Turkish foods have a long and rich history; sometimes sweet like pistaccio-filled baklava, and other times salty like briny village cheese. A mix of Middle Eastern, Balkan and Central Asian, cuisines it consists of delightfully diverse dishes — and everything comes with a dollop of thick savoury yoghurt.
Anyone whose spent five seconds in Turkey will tell you to eat pide — essentially Turkish pizza, which is amazing by the way — but after spending three seasons working on an archaeological dig, I know what’s what. From grandma’s specialties to street food favourites, this is what you want to eat.
Here are the 10 best Turkish foods according to The Food Girl in Town
There’s zero chance you won’t like gözleme, the ultimate Turkish comfort food. Thin layers of pastry called yufka encase ingredients like salty feta cheese, vegetables or minced meat, which are cooked over a griddle. Göz translates to “compartment,”making the perfect little pockets for all the goods. I like mine plain, with layers of ooey-gooey cheese.
In the Middle East, it’s popular to serve cold and salted yoghurty things as a way to stay cool on crazy-hot days. Ayran, the salty yoghurt drink, is the national beverage in Turkey. Served cold, cacık resembles a runnier tzatziki with lots of cucumber and garlic.
The world of kebap is a veritable meat wonderland and there are lots of ways to enjoy it. Şiş kebap (shish kebab) consists of small cubes of meat skewered and cooked over fire. Most of the time lamb is the preference, but chicken or beef are also common.

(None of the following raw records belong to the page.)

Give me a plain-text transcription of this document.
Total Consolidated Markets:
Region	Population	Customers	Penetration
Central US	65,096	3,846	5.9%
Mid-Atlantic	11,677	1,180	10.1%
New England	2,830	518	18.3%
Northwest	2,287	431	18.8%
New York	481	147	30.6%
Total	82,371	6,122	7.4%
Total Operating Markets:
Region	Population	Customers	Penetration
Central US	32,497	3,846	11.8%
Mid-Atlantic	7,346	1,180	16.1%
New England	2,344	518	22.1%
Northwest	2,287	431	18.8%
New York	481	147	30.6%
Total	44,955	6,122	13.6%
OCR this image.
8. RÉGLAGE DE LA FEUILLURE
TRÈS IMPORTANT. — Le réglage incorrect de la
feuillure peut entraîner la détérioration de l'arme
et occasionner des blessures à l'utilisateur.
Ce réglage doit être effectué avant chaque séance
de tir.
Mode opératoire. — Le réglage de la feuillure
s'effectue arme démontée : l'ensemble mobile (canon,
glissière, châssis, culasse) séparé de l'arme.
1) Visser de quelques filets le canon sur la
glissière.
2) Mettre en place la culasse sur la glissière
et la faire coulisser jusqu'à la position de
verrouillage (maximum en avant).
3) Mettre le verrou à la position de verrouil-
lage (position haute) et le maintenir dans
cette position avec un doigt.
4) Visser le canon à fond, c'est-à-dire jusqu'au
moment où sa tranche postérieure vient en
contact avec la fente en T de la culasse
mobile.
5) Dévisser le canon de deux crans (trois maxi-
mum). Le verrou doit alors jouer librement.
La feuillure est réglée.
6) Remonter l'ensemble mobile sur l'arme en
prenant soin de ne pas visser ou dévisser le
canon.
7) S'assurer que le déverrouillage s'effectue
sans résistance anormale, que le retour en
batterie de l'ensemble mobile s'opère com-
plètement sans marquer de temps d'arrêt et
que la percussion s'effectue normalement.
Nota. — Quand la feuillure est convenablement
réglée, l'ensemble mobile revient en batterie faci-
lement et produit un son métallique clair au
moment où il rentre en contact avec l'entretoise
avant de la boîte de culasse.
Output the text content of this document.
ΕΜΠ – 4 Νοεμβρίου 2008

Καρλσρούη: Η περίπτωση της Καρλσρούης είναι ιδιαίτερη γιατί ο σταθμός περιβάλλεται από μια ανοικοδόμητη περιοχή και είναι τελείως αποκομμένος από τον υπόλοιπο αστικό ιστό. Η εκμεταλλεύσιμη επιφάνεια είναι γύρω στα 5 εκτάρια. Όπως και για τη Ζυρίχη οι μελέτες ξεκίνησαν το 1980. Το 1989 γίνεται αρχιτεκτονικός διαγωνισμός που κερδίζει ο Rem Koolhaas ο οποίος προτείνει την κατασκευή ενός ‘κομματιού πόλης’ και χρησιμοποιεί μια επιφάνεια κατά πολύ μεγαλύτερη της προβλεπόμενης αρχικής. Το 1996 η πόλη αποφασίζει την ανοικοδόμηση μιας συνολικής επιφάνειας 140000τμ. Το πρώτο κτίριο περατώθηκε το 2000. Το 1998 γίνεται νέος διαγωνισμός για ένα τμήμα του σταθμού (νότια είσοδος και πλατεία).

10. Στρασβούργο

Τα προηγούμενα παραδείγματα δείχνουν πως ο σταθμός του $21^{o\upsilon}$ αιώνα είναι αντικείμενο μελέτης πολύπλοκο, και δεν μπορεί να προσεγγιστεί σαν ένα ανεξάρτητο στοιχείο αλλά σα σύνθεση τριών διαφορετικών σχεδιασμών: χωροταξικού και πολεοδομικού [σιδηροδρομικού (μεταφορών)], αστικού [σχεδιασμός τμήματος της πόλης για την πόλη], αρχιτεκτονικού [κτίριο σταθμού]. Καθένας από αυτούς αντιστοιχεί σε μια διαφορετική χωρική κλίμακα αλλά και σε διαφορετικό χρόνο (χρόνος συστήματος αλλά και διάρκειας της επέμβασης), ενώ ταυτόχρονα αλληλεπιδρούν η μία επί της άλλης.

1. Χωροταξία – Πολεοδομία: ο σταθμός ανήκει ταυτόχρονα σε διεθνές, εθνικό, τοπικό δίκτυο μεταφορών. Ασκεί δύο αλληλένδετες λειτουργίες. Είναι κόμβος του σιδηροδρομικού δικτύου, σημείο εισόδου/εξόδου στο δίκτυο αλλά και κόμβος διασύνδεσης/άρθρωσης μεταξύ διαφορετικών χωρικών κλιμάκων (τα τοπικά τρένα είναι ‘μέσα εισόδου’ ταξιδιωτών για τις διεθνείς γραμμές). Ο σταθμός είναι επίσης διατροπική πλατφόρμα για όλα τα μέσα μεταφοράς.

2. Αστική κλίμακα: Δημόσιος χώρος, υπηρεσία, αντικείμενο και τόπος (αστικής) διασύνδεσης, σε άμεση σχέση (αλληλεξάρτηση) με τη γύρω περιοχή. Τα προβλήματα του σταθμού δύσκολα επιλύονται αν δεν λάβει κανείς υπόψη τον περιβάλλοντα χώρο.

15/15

Döner kebap literally translates to “rotating kebab” so you can imagine how delicious this giant hunk of meat tastes after it’s been slow roasted on the vertical rotisserie for hours.
This Turkish wrap is actually another type of kebap, but its portability puts it in another category. It’s typical Turkish to stand at a curb-side window and watch as the cook shaves off döner kebap into a flatbread called lavaş, dousing it in garlicky-yoghurt sauce and wrapping it up with a load of fresh veg. Basically a kebap cornucopia in a burrito.
Because of their Asian ancestry mantı are often described as dumplings, but the Turkish iteration is more similar to ravioli in shape and size. Lamb-stuffed ravioli swimming in a sea of yoghurt sauce with sumac, red pepper flakes and dried mint. Gimme.
To say breakfast is the most important meal of the day in Turkey is the understatement of the century, probably the millennium. Kahvaltı is always big — but not necessarily heavy — full of meat, cheese, bread, eggs and vegetables to get your day started off right. One of my favourite things to have is simit a delicious circular sesame bread; like if soft pretzels and Montreal bagels had a delicious baby together.
My all-time favourite thing to have for breakfast in Turkey is menemen. A simple yet supple egg dish, consisting of tomatoes, onion, garlic, green peppers and made into a scramble with pepper, salt and oregano. Served up with some bread and cheese? You can’t start your day in a better way.
Çay & Kahve
Drinking çay (tea) and kahve (coffee) in Turkey is much more than a way to stay caffeinated; it’s a way of life. Sitting down to a piping hot cup with lots of sugar is a great way to get to know someone new. I’ve had many amazing conversations over copious cups. Never turn down a cup of tea in Turkey.
Turkish coffee is strong and unfiltered. It can be a shock to the system for new drinkers, but it’s flavour is unequivocal. Kahve is almost always served with a piece of lokum, known outside Turkey as Turkish delight.
This dish is a staple in Turkish cuisine, meaning everyone’s got their own recipe for köfte. These meaty little loaves have hundreds of variations, but are typically made with ground meat, bulgur and spices.
For those looking for a meatless option, köftesi are red lentil köfte and are a popular appetizer in Turkey.
We scream dondurma, you scream dondurma, we all scream dondurma! Turkey’s version of ice cream contains mastic, making it easy for vendors to impress with fun tricks when serving it. My favourite flavour is pistachio, but layered with ALL THE FLAVOURS is best.
While I’ve already touched on the variety of kebap available İskender kebap is one of my absolute favourites. Lamb prepared in the doner kebab style sits atop flatbread with a healthy dose of melted butter and tomato sauce. Yea, that’s right, melted butter. A heart attack on a plate. But if I’m going to die in Turkey, that’s how I want it to go down.